Berdasarkan pantauan CNBC Indonesia di Pasar Rumput, Jakarta Selatan, Kamis (19/2/2026), harga daging ayam dan telur ayam terpantau lebih tinggi dibandingkan pekan-pekan sebelumnya. Para pedagang menyebut kenaikan tersebut merupakan tren yang kerap terjadi setiap memasuki Hari Besar Keagamaan Nasional (HBKN). Pedagang daging ayam, Ali, mengatakan harga daging ayam hari ini berada di level Rp42.500 per kg.
"Ya memang ada naik, karena ini ada hari-hari besar ya, harga Rp42.500 per kg dari Senin, kan ada Imlek, terus ini hari pertama puasa," ujar Ali kepada CNBC Indonesia, saat ditemui di lokasi.
Ia mengatakan, harga daging ayam masih berpeluang turun dalam waktu dekat, namun dipastikan akan kembali naik menjelang Lebaran. "Pasti ada turun. Tapi kalau mau lebaran pasti naik lagi," katanya.
Ali juga mengakui harga daging ayam saat ini terasa cukup tinggi, terutama untuk ayam berukuran besar.
"Iya, ukuran 1 kg 7 ons berarti udah Rp72.000 (per ekor). Kalau yang 2 kg, buat ayam yang ukuran besar berarti harga per ekornya sudah Rp85.000," jelasnya.
Menurut Ali, tren kenaikan harga daging ayam sudah terjadi dari tahun ke tahun setiap momen hari besar.
"Ya kalau daging ayam trennya dari tahun ke tahun emang selalu pasti naik harganya, mau Imlek, mau Puasa, mau Lebaran, mau Natal. Pasti naik. Apalagi kan ada MBG juga. Walaupun minggu-minggu ini sekolah masih pada libur ya, MBG libur juga, tapi karena ada hari besar tetap naik," sebut dia.
Hal senada disampaikan pedagang daging ayam lainnya, Yeni.
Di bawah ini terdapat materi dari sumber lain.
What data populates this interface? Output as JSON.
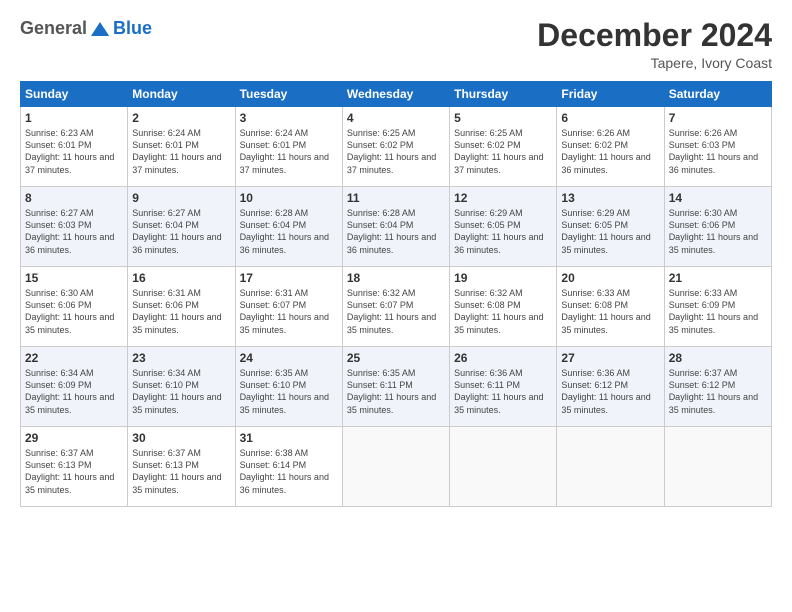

Ia mengatakan harga daging ayam sudah bergerak di kisaran tinggi sejak sebelum Imlek.
"Dari sebelum imlek Rp43.000-Rp45.000 per kg, sampai hari ini Rp43.000 sekilo. Sudah 4 hari naik turun di kisaran itu," kata Yeni.
Menurutnya, peningkatan permintaan menjadi faktor utama naiknya harga. "Permintaannya banyak, memang trennya begini kalau ada hari besar," ujarnya.
Sementara itu, harga telur ayam juga mengalami kenaikan sejak menjelang Imlek dan memasuki awal Ramadan. Pedagang telur, Jaid, mengatakan harga telur ayam hari ini berada di level Rp33.000 per kg.
"Hari ini lagi Rp33.000 per kg," kata Jaid.
Ia menyebut harga tersebut sudah turun dibandingkan kondisi harga sebelum Tahun Baru Imlek kemarin.
"Oh enggak, ini sudah turun Rp1.000, sebelum imlek mah sampai Rp34.000 per kg. Ya biasa lah ini karena permintaannya banyak ya sebelum imlek, bikin-bikin kue kan yang (etnis) China," ujar Jaid.
Menurutnya, momentum awal puasa turut mempengaruhi pergerakan harga telur. "Terus ditambah ini awal puasa. Memang trennya pasti naik. Tapi ini agak turun dari imlek," ucap dia.
Berbeda dengan daging ayam dan telur, harga daging sapi masih terpantau stabil. Pedagang daging sapi Rudi mengatakan harga daging sapi saat ini belum mengalami kenaikan maupun penurunan.
"Daging Rp140.000 per kg, saya jual paha belakang saja. Harga ini masih sama sih kayak sebulan lalu, belum ada naik," ujar Rudi.
Ia memperkirakan kenaikan harga daging sapi baru akan terjadi menjelang Lebaran.
"Mungkin nanti ada naik pas mau Lebaran. Tapi prediksi saya paling naiknya Rp5.000 saja. Misal ini saya modal Rp135.000 per kg, saya jual sekarang Rp140.000 (per kg), nanti mau lebaran rumah potong naik jadi Rp140.000 per kg, jadi saya jual Rp145.000 per kg. Ini perkiraan saja ya, ngeliat kondisi tahun lalu," jelasnya.